Uhh, wait a minute...
Won’t be long, now, before we’ll have to have family meetings to decide whether to spend our life savings on a gallon of gas or a loaf of bread......
Funny how that works: with a weak U.S. dollar and global demand so high, U.S. producers can't ship American grain quickly enough. Oh, heck, we're all gonna starve.
—With a weak U.S. dollar and global demand so high,—
Duh! The answer is keep the grain at home; restrict exports. That will help drop the price of grain (and milk and eggs) at home. The ag lobby won’t like that, but tough darts.
farmers won't much like it either.
—farmers won’t much like it either.—
six of one ...
What do you think happens when the government artificially depresses prices for a commodity? How do the producers react?
Duh. And what explicit numerated power in the US Constitution allows the US government to do that? Answer: there is none. And don’t give me bs about the commerce power. Ditto for export restrictions on a number of other items. It just doesn’t exist. So many conservatives say they support the Constitution, but they really don’t.
If they pull the same crap they pulled back in 1973 like slaughtering calves and chicks before they went to market, then their arses should be tossed in jail.
You’re going to have to explain why you think one form of intervention is bad, and the other good.
The necessary and proper clause (also known as the elastic clause, the basket clause, the coefficient clause, and the sweeping clause. This clause is a loophole big enough to drive a Hummer through, which is probably why the Framers put it in the Constitution in the first place.
—Youre going to have to explain why you think one form of intervention is bad, and the other good.—
Allowing prices to go up because greedy speculators are shipping it overseas to non-Americans is not intervention, it is NON-intervention (letting a house burn down is non-intervention, putting the fire out before it does too much damage is intervention).
What do you think happens when the government artificially boost prices for a commodity, i.e., farm subsidies? The USG has been subsidizing farmers for a long time. It has never been a free market.
Da, comrade. The kulaks are enemies of the State.
Why are you asking me? I’m honestly curious.
Hey, I know. Let’s tax American workers and use the money to subsidize unprofitable ethanol plants, and then charge them more for food and energy, and tax the margin (of course)!
—Da, comrade. The kulaks are enemies of the State.—
Cute. Obiviously you are too young to remember 1973, but this economic sabotage caused great “pocketbook mayhem” even before the oil shock hit. I don’t want to see Americans suffer now like they did back then.

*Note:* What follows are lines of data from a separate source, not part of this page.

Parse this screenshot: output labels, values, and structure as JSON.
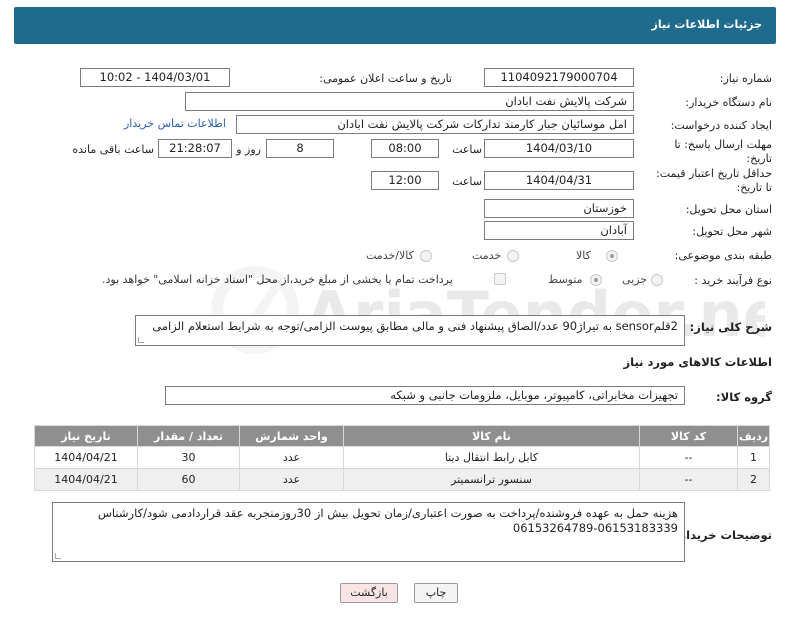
{
  "header": {
    "title": "جزئیات اطلاعات نیاز"
  },
  "fields": {
    "need_number_label": "شماره نیاز:",
    "need_number": "1104092179000704",
    "announce_label": "تاریخ و ساعت اعلان عمومی:",
    "announce_value": "1404/03/01 - 10:02",
    "buyer_org_label": "نام دستگاه خریدار:",
    "buyer_org": "شرکت پالایش نفت ابادان",
    "creator_label": "ایجاد کننده درخواست:",
    "creator": "امل موسائیان جبار کارمند تدارکات شرکت پالایش نفت ابادان",
    "contact_link": "اطلاعات تماس خریدار",
    "deadline_label_1": "مهلت ارسال پاسخ: تا",
    "deadline_label_2": "تاریخ:",
    "deadline_date": "1404/03/10",
    "time_label": "ساعت",
    "deadline_time": "08:00",
    "days": "8",
    "days_label": "روز و",
    "remaining_time": "21:28:07",
    "remaining_label": "ساعت باقی مانده",
    "validity_label_1": "حداقل تاریخ اعتبار قیمت:",
    "validity_label_2": "تا تاریخ:",
    "validity_date": "1404/04/31",
    "validity_time": "12:00",
    "province_label": "استان محل تحویل:",
    "province": "خوزستان",
    "city_label": "شهر محل تحویل:",
    "city": "آبادان",
    "category_label": "طبقه بندی موضوعی:",
    "category_options": [
      "کالا",
      "خدمت",
      "کالا/خدمت"
    ],
    "process_label": "نوع فرآیند خرید :",
    "process_options": [
      "جزیی",
      "متوسط"
    ],
    "payment_note": "پرداخت تمام یا بخشی از مبلغ خرید،از محل \"اسناد خزانه اسلامی\" خواهد بود.",
    "description_label": "شرح کلی نیاز:",
    "description": "2قلمsensor به تیراژ90 عدد/الصاق پیشنهاد فنی و مالی مطابق پیوست الزامی/توجه به شرایط استعلام الزامی"
  },
  "goods": {
    "section_title": "اطلاعات کالاهای مورد نیاز",
    "group_label": "گروه کالا:",
    "group_value": "تجهیزات مخابراتی، کامپیوتر، موبایل، ملزومات جانبی و شبکه",
    "columns": [
      "ردیف",
      "کد کالا",
      "نام کالا",
      "واحد شمارش",
      "تعداد / مقدار",
      "تاریخ نیاز"
    ],
    "rows": [
      {
        "idx": "1",
        "code": "--",
        "name": "کابل رابط انتقال دیتا",
        "unit": "عدد",
        "qty": "30",
        "date": "1404/04/21"
      },
      {
        "idx": "2",
        "code": "--",
        "name": "سنسور ترانسمیتر",
        "unit": "عدد",
        "qty": "60",
        "date": "1404/04/21"
      }
    ]
  },
  "buyer_notes": {
    "label": "توضیحات خریدار:",
    "line1": "هزینه حمل به عهده فروشنده/پرداخت به صورت اعتباری/زمان تحویل بیش از 30روزمنجربه عقد قراردادمی شود/کارشناس",
    "line2": "06153264789-06153183339"
  },
  "buttons": {
    "print": "چاپ",
    "back": "بازگشت"
  },
  "watermark_text": "AriaTender.neT"
}
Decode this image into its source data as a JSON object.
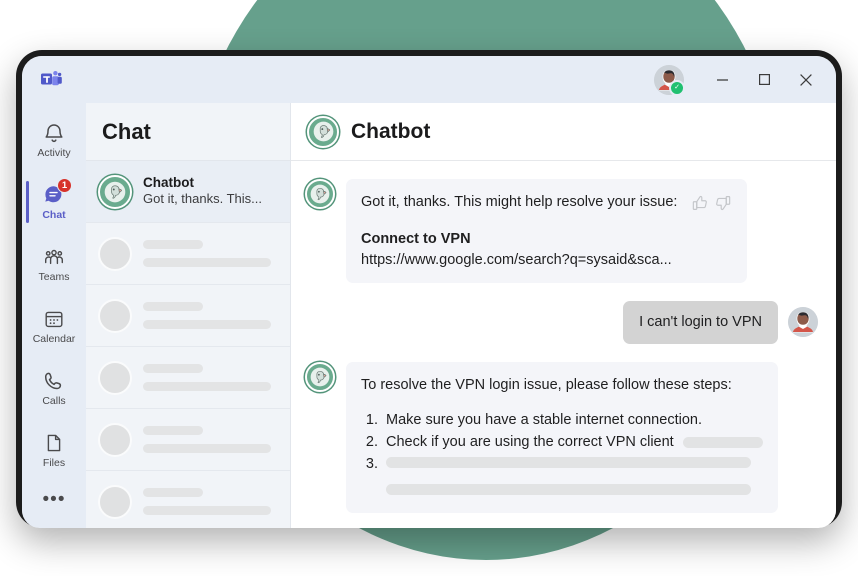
{
  "decor": {
    "blob_color": "#66a08c",
    "bezel_color": "#1c1c1c"
  },
  "titlebar": {
    "app_logo": "teams-logo",
    "presence_status": "available",
    "presence_color": "#20c070",
    "minimize_label": "─",
    "maximize_label": "□",
    "close_label": "✕"
  },
  "rail": {
    "items": [
      {
        "label": "Activity",
        "icon": "bell-icon",
        "active": false,
        "badge": null
      },
      {
        "label": "Chat",
        "icon": "chat-icon",
        "active": true,
        "badge": "1"
      },
      {
        "label": "Teams",
        "icon": "teams-icon",
        "active": false,
        "badge": null
      },
      {
        "label": "Calendar",
        "icon": "calendar-icon",
        "active": false,
        "badge": null
      },
      {
        "label": "Calls",
        "icon": "phone-icon",
        "active": false,
        "badge": null
      },
      {
        "label": "Files",
        "icon": "file-icon",
        "active": false,
        "badge": null
      }
    ],
    "more_label": "•••",
    "accent_color": "#5b5fc7",
    "badge_color": "#d7322a"
  },
  "chatlist": {
    "title": "Chat",
    "selected": {
      "name": "Chatbot",
      "preview": "Got it, thanks. This...",
      "avatar": "bot-avatar"
    },
    "placeholder_rows": 5
  },
  "conversation": {
    "header": {
      "title": "Chatbot",
      "avatar": "bot-avatar"
    },
    "messages": [
      {
        "from": "bot",
        "avatar": "bot-avatar",
        "lines": [
          {
            "text": "Got it, thanks. This might help resolve your issue:",
            "style": "normal"
          },
          {
            "text": "Connect to VPN",
            "style": "bold"
          },
          {
            "text": "https://www.google.com/search?q=sysaid&sca...",
            "style": "url"
          }
        ],
        "reactions": [
          {
            "name": "thumbs-up-icon"
          },
          {
            "name": "thumbs-down-icon"
          }
        ]
      },
      {
        "from": "user",
        "avatar": "user-avatar",
        "text": "I can't login to VPN"
      },
      {
        "from": "bot",
        "avatar": "bot-avatar",
        "intro": "To resolve the VPN login issue, please follow these steps:",
        "steps": [
          {
            "num": "1.",
            "text": "Make sure you have a stable internet connection.",
            "redacted": false
          },
          {
            "num": "2.",
            "text": "Check if you are using the correct VPN client",
            "redacted": "short"
          },
          {
            "num": "3.",
            "text": "",
            "redacted": "long"
          }
        ],
        "extra_redacted_line": true
      }
    ]
  }
}
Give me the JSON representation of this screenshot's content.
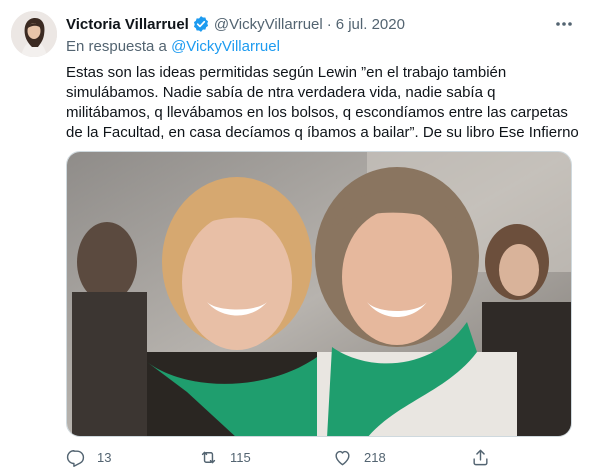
{
  "tweet": {
    "author_name": "Victoria Villarruel",
    "handle": "@VickyVillarruel",
    "separator": "·",
    "date": "6 jul. 2020",
    "reply_prefix": "En respuesta a",
    "reply_handle": "@VickyVillarruel",
    "text_lines": [
      "Estas son las ideas permitidas según Lewin ”en el trabajo también",
      "simulábamos. Nadie sabía de ntra verdadera vida, nadie sabía q",
      "militábamos, q llevábamos en los bolsos, q escondíamos entre las carpetas",
      "de la Facultad, en casa decíamos q íbamos a bailar”. De su libro Ese Infierno"
    ],
    "replies": "13",
    "retweets": "115",
    "likes": "218"
  },
  "icons": {
    "verified": "verified-badge-icon",
    "more": "more-options-icon",
    "reply": "reply-icon",
    "retweet": "retweet-icon",
    "like": "like-icon",
    "share": "share-icon"
  },
  "colors": {
    "accent": "#1d9bf0",
    "secondary_text": "#536471",
    "primary_text": "#0f1419",
    "scarf_green": "#1f9e6e"
  }
}
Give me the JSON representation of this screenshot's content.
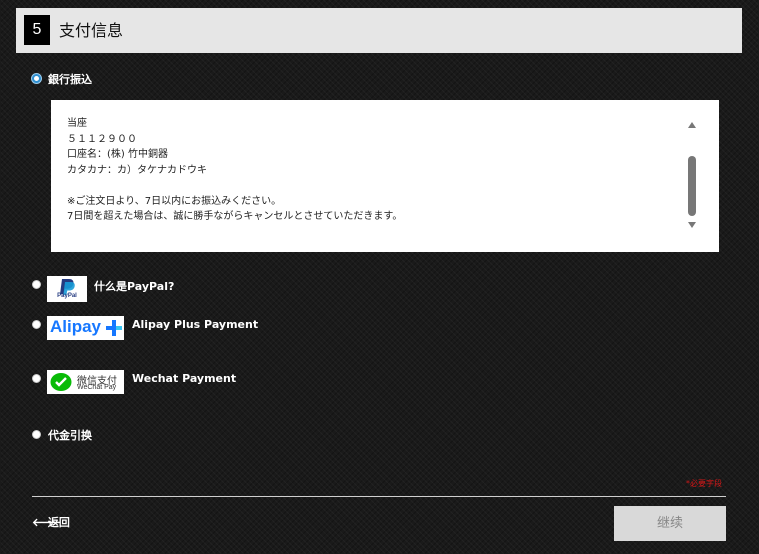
{
  "step": {
    "number": "5",
    "title": "支付信息"
  },
  "payment_options": {
    "bank": {
      "label": "銀行振込",
      "selected": true
    },
    "paypal": {
      "label": "什么是PayPal?",
      "logo_text": "PayPal",
      "selected": false
    },
    "alipay": {
      "label": "Alipay Plus Payment",
      "logo_text": "Alipay",
      "selected": false
    },
    "wechat": {
      "label": "Wechat Payment",
      "logo_text_cn": "微信支付",
      "logo_text_en": "WeChat Pay",
      "selected": false
    },
    "cod": {
      "label": "代金引换",
      "selected": false
    }
  },
  "bank_info": {
    "lines": [
      "当座",
      "５１１２９００",
      "口座名：(株) 竹中銅器",
      "カタカナ：カ）タケナカドウキ",
      "",
      "※ご注文日より、7日以内にお振込みください。",
      "7日間を超えた場合は、誠に勝手ながらキャンセルとさせていただきます。"
    ]
  },
  "colors": {
    "required": "#d01818",
    "selected_radio": "#2f8fd0",
    "alipay_blue": "#1677ff",
    "wechat_green": "#09bb07"
  },
  "required_note": "*必要字段",
  "back_label": "返回",
  "continue_label": "继续"
}
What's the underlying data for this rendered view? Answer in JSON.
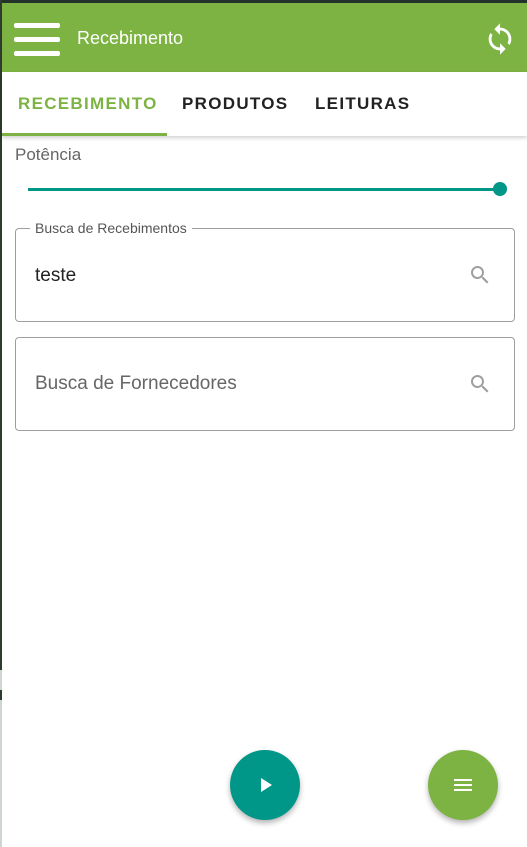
{
  "app_bar": {
    "title": "Recebimento",
    "background_color": "#7cb342",
    "menu_icon": "hamburger-menu-icon",
    "sync_icon": "sync-icon"
  },
  "tabs": [
    {
      "label": "RECEBIMENTO",
      "active": true
    },
    {
      "label": "PRODUTOS",
      "active": false
    },
    {
      "label": "LEITURAS",
      "active": false
    }
  ],
  "power": {
    "label": "Potência",
    "level_fraction": 1.0,
    "accent_color": "#009688"
  },
  "receipt_search": {
    "label": "Busca de Recebimentos",
    "value": "teste",
    "icon": "search-icon"
  },
  "supplier_search": {
    "placeholder": "Busca de Fornecedores",
    "value": "",
    "icon": "search-icon"
  },
  "fabs": {
    "play": {
      "icon": "play-icon",
      "color": "#009688"
    },
    "menu": {
      "icon": "menu-icon",
      "color": "#7cb342"
    }
  }
}
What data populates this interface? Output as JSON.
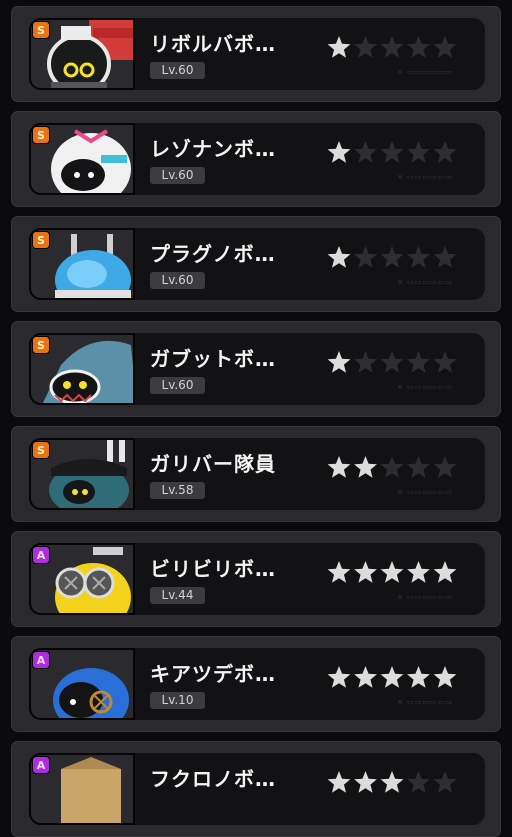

Yet, for all your good intentions, you propose a policy that ensures what you wish to avoid actually occurs.
It is obvious that if you artificially depress prices for a commodity, production will go down. The producers will not want to incur large losses or invest large amounts of capital with a small return.
—It is obvious that if you artificially depress prices for a commodity, production will go down. The producers will not want to incur large losses or invest large amounts of capital with a small return.—
Well if prices are going to be high because of increased export or high because speculators will decrease production if export is cutoff, then it makes more sense to cutoff export. If nothing else, it will teach the ag lobby that greed and not putting the American consumer first has consequences. The American consumer will be no worse off (albeit no better off) either way.
Oh, really? Do you expect folks to be slaughtering livestock that is not theirs to slaughter, or are you advocating jailing people for disposing of their own property as they see fit?
The other alternative is to increase subsides domestically so the farmers will receive the global market price and sell domestically. Or let the market operate freely, which will make it more attractive for farmers to put more land into production to take advantage of an expanding market.
” Wheat prices have been near $10 a bushel, more than $6 a bushel higher. Cash prices for soybeans are about $13 a bushel, up more than $7 a bushel. Corn is pricing at almost $5 a bushel, an increase of greater than $3 a bushel.”
There is very little grain moving at these prices. If the farmers had any they would surely sell it, but I expect that everyone did as we did and sold the beans on the way up at $9/bushel.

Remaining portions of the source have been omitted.